Gaming the system is manipulation or exploitation of the rules designed to govern a given system in an attempt to gain an advantage over other users.
Black hat SEO methods, such as keyword stuffing, are an attempt to game the search engine’s system for ranking websites. It’s recommended, for example, that a website’s title and URL contain the most relevant, descriptive keyword for the content and that a page’s text should include terms likely to be used to search for such content. Overuse of keywords and other black hat SEO methods are designed to make a site appear higher up on a search engine results page (SERP) than it would naturally, gaining an advantage over sites that should, by rights, outrank it. However, because the page is written for a bot rather than a human, when someone clicks the link they may not find very useful information.

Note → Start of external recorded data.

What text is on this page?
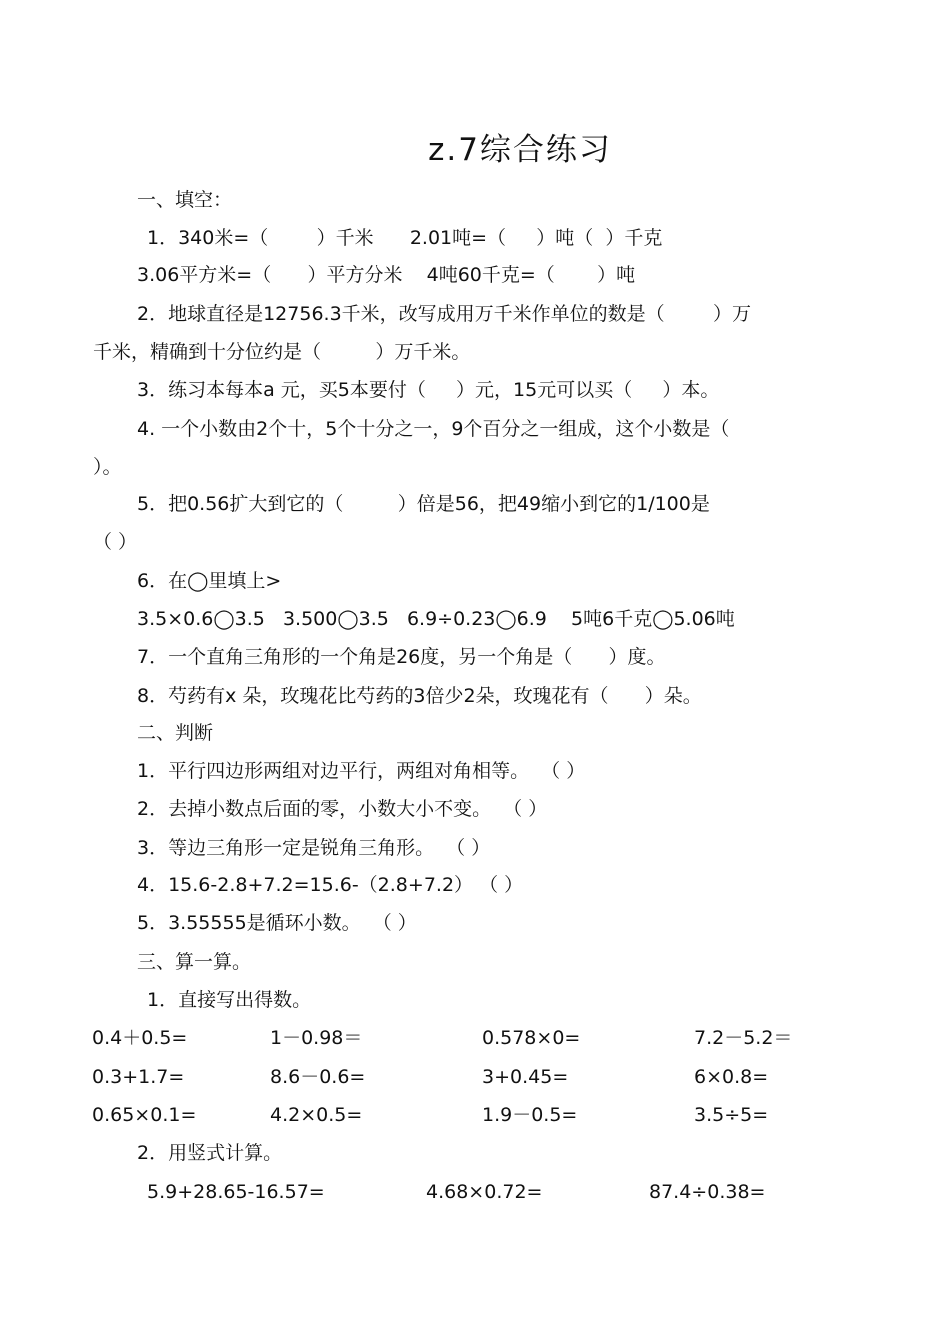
z.7综合练习
一、填空：
1．340米=（        ）千米      2.01吨=（     ）吨（  ）千克
3.06平方米=（      ）平方分米    4吨60千克=（       ）吨
2．地球直径是12756.3千米，改写成用万千米作单位的数是（        ）万
千米，精确到十分位约是（         ）万千米。
3．练习本每本a 元，买5本要付（     ）元，15元可以买（     ）本。
4. 一个小数由2个十，5个十分之一，9个百分之一组成，这个小数是（
）。
5．把0.56扩大到它的（         ）倍是56，把49缩小到它的1/100是
（ ）
6．在◯里填上>
3.5×0.6◯3.5   3.500◯3.5   6.9÷0.23◯6.9    5吨6千克◯5.06吨
7．一个直角三角形的一个角是26度，另一个角是（      ）度。
8．芍药有x 朵，玫瑰花比芍药的3倍少2朵，玫瑰花有（      ）朵。
二、判断
1．平行四边形两组对边平行，两组对角相等。  （ ）
2．去掉小数点后面的零，小数大小不变。  （ ）
3．等边三角形一定是锐角三角形。  （ ）
4．15.6-2.8+7.2=15.6-（2.8+7.2） （ ）
5．3.55555是循环小数。  （ ）
三、算一算。
1．直接写出得数。
0.4＋0.5=	1－0.98＝	0.578×0=	7.2－5.2＝
0.3+1.7=	8.6－0.6=	3+0.45=	6×0.8=
0.65×0.1=	4.2×0.5=	1.9－0.5=	3.5÷5=
2．用竖式计算。
5.9+28.65-16.57=	4.68×0.72=	87.4÷0.38=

Similarly, the actions of patent trolls are an attempt to game the system established to protect the rights of legitimate patent holders. Such companies, which are more formally known as patent assertion entities (PAEs), obtain large volumes of patents and make money from launching patent infringement suits.
In the New York Times, Catherine Rampell wrote about a case in which computer science students at Johns Hopkins University gamed the professor’s grading system. Professor Peter Fröhlich’s system was to award an A to the student with the highest mark on an exam and to adjust lower marks accordingly. The students reasoned that if no one took the test, all marks would be zero, and because the highest mark was zero and all marks were identical, every student would be awarded an A. Although that attempt to game the system was successful, Professor subsequently revised his grading system, stipulating that if all students receive a zero, that will be their grade. Fröhlich also reserves the right to award all students zero percent if he suspects another attempt to game his marking system.